Own your mistakes, with purpose
It's essential to articulate your purpose and demonstrate how your company lives by it. But no one, no company is perfect. I find that a clear purpose can be an effective guide for how to navigate mistakes too. Starbucks is a great example of the power of purpose in times of crisis. For decades, Starbucks has been focused on being "the third place" -- a community gathering place between work and home. They've thoughtfully designed spaces and created a work environment with benefits to attract and retain great team members. But when two men were arrested at Starbucks in 2018 for having a business meeting without buying anything – and one of them was denied use of the restroom (at the time, the company's policy stated that restrooms were for paying customers only) – the company was clearly not living its purpose that day.
The backlash on social media was swift and brutal. But Starbucks reacted quickly by changing its policy. "Any person who enters our spaces, including patios, cafes and restrooms, regardless of whether they make a purchase, is considered a customer," Starbucks declared. And a month after the incident, the company temporarily closed its stores to take employees through racial bias training. They didn't just try to smooth things over with an apology. They owned the mistake, took decisive action and showed the community that Starbucks was serious about living its purpose.

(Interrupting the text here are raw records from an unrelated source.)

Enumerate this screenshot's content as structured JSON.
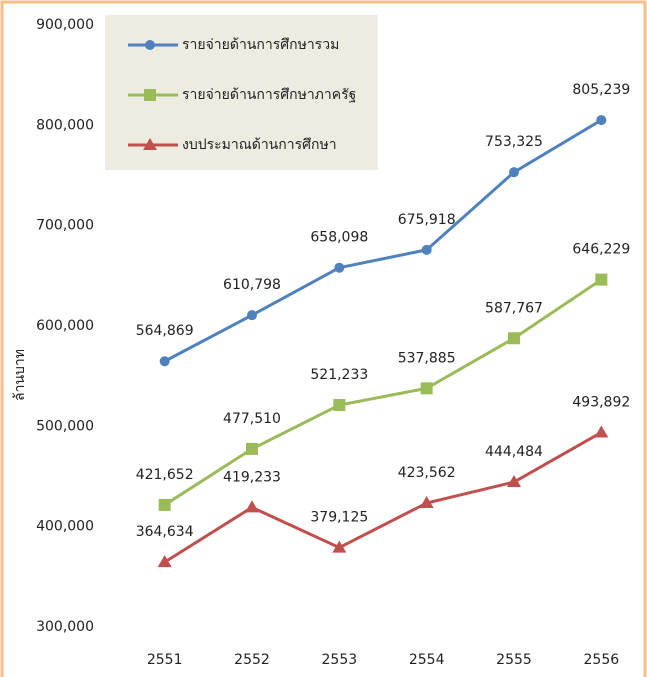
{
  "chart_data": {
    "type": "line",
    "y_label": "ล้านบาท",
    "categories": [
      "2551",
      "2552",
      "2553",
      "2554",
      "2555",
      "2556"
    ],
    "series": [
      {
        "name": "รายจ่ายด้านการศึกษารวม",
        "color": "#4f81bd",
        "marker": "circle",
        "values": [
          564869,
          610798,
          658098,
          675918,
          753325,
          805239
        ],
        "value_labels": [
          "564,869",
          "610,798",
          "658,098",
          "675,918",
          "753,325",
          "805,239"
        ]
      },
      {
        "name": "รายจ่ายด้านการศึกษาภาครัฐ",
        "color": "#9bbb59",
        "marker": "square",
        "values": [
          421652,
          477510,
          521233,
          537885,
          587767,
          646229
        ],
        "value_labels": [
          "421,652",
          "477,510",
          "521,233",
          "537,885",
          "587,767",
          "646,229"
        ]
      },
      {
        "name": "งบประมาณด้านการศึกษา",
        "color": "#c0504d",
        "marker": "triangle",
        "values": [
          364634,
          419233,
          379125,
          423562,
          444484,
          493892
        ],
        "value_labels": [
          "364,634",
          "419,233",
          "379,125",
          "423,562",
          "444,484",
          "493,892"
        ]
      }
    ],
    "ylim": [
      300000,
      900000
    ],
    "yticks": [
      {
        "value": 300000,
        "label": "300,000"
      },
      {
        "value": 400000,
        "label": "400,000"
      },
      {
        "value": 500000,
        "label": "500,000"
      },
      {
        "value": 600000,
        "label": "600,000"
      },
      {
        "value": 700000,
        "label": "700,000"
      },
      {
        "value": 800000,
        "label": "800,000"
      },
      {
        "value": 900000,
        "label": "900,000"
      }
    ],
    "legend": "top-left"
  }
}
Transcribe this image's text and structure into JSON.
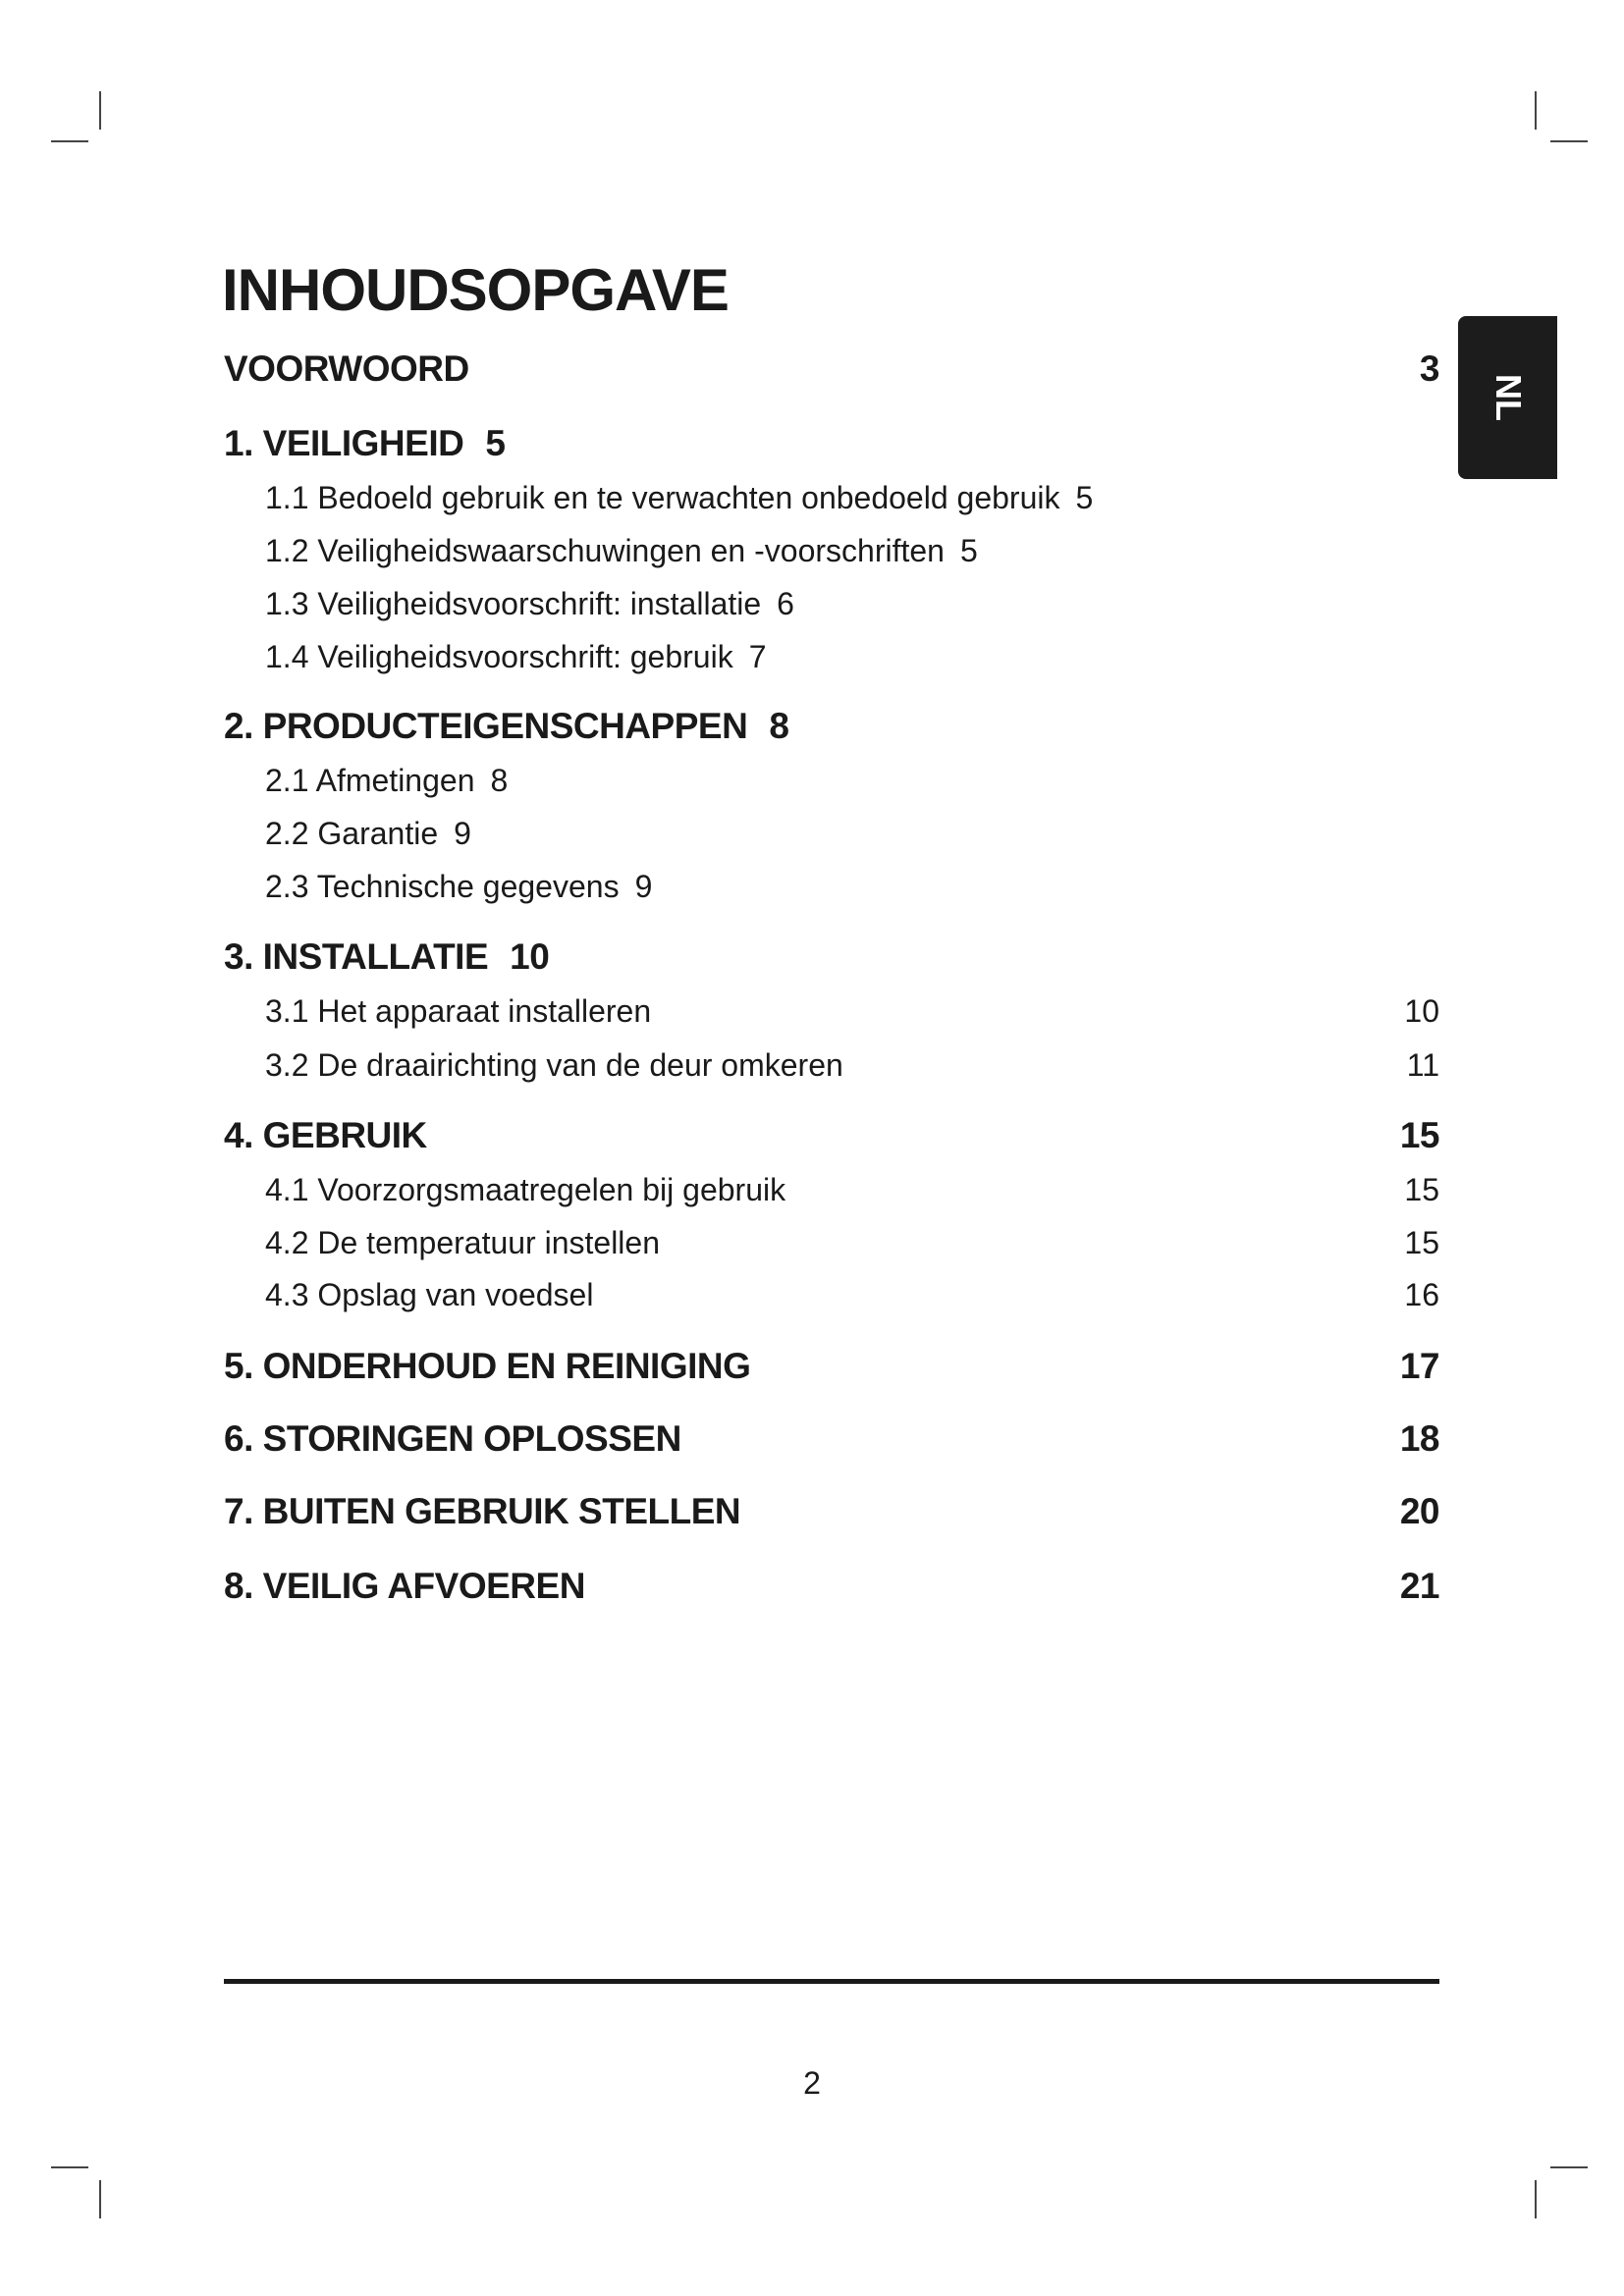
{
  "title": "INHOUDSOPGAVE",
  "language_tab": "NL",
  "entries": [
    {
      "level": 1,
      "label": "VOORWOORD",
      "page": "3",
      "inline": false
    },
    {
      "level": 1,
      "label": "1. VEILIGHEID",
      "page": "5",
      "inline": true
    },
    {
      "level": 2,
      "label": "1.1 Bedoeld gebruik en te verwachten onbedoeld gebruik",
      "page": "5",
      "inline": true
    },
    {
      "level": 2,
      "label": "1.2 Veiligheidswaarschuwingen en -voorschriften",
      "page": "5",
      "inline": true
    },
    {
      "level": 2,
      "label": "1.3 Veiligheidsvoorschrift: installatie",
      "page": "6",
      "inline": true
    },
    {
      "level": 2,
      "label": "1.4 Veiligheidsvoorschrift: gebruik",
      "page": "7",
      "inline": true
    },
    {
      "level": 1,
      "label": "2. PRODUCTEIGENSCHAPPEN",
      "page": "8",
      "inline": true
    },
    {
      "level": 2,
      "label": "2.1 Afmetingen",
      "page": "8",
      "inline": true
    },
    {
      "level": 2,
      "label": "2.2 Garantie",
      "page": "9",
      "inline": true
    },
    {
      "level": 2,
      "label": "2.3 Technische gegevens",
      "page": "9",
      "inline": true
    },
    {
      "level": 1,
      "label": "3. INSTALLATIE",
      "page": "10",
      "inline": true
    },
    {
      "level": 2,
      "label": "3.1 Het apparaat installeren",
      "page": "10",
      "inline": false
    },
    {
      "level": 2,
      "label": "3.2 De draairichting van de deur omkeren",
      "page": "11",
      "inline": false
    },
    {
      "level": 1,
      "label": "4. GEBRUIK",
      "page": "15",
      "inline": false
    },
    {
      "level": 2,
      "label": "4.1 Voorzorgsmaatregelen bij gebruik",
      "page": "15",
      "inline": false
    },
    {
      "level": 2,
      "label": "4.2 De temperatuur instellen",
      "page": "15",
      "inline": false
    },
    {
      "level": 2,
      "label": "4.3 Opslag van voedsel",
      "page": "16",
      "inline": false
    },
    {
      "level": 1,
      "label": "5. ONDERHOUD EN REINIGING",
      "page": "17",
      "inline": false
    },
    {
      "level": 1,
      "label": "6. STORINGEN OPLOSSEN",
      "page": "18",
      "inline": false
    },
    {
      "level": 1,
      "label": "7. BUITEN GEBRUIK STELLEN",
      "page": "20",
      "inline": false
    },
    {
      "level": 1,
      "label": "8. VEILIG AFVOEREN",
      "page": "21",
      "inline": false
    }
  ],
  "page_number": "2"
}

Don't just talk about purpose, show it
Consumers are savvy about brand messaging and can easily tell the difference between authenticity and spin. Celebrity marketing, for instance, has been effective for some brands. But relying on someone else's fame and reputation to tell the world that your product or service is great can also be risky. Who really controls the message? What happens if there's a conflict in purpose or values? It's tempting to borrow on the equity of others – and I know firsthand that it can drive marketing outcomes. But at a time when people crave connection to something real, I think it's more powerful, and effective, to let your brand speak for itself by showing the world what you stand for, and making sure your purpose shows up in everything your company does.
PayPal demonstrated this elegantly last month when CEO Dan Schulman announced that the company was setting aside $25 million to make interest free cash advances to federal employees who were experiencing financial hardship because of the government shutdown. This was clearly a purpose-driven decision and a lesson for all marketers: let the message be about what you choose to do, not just what you choose to say.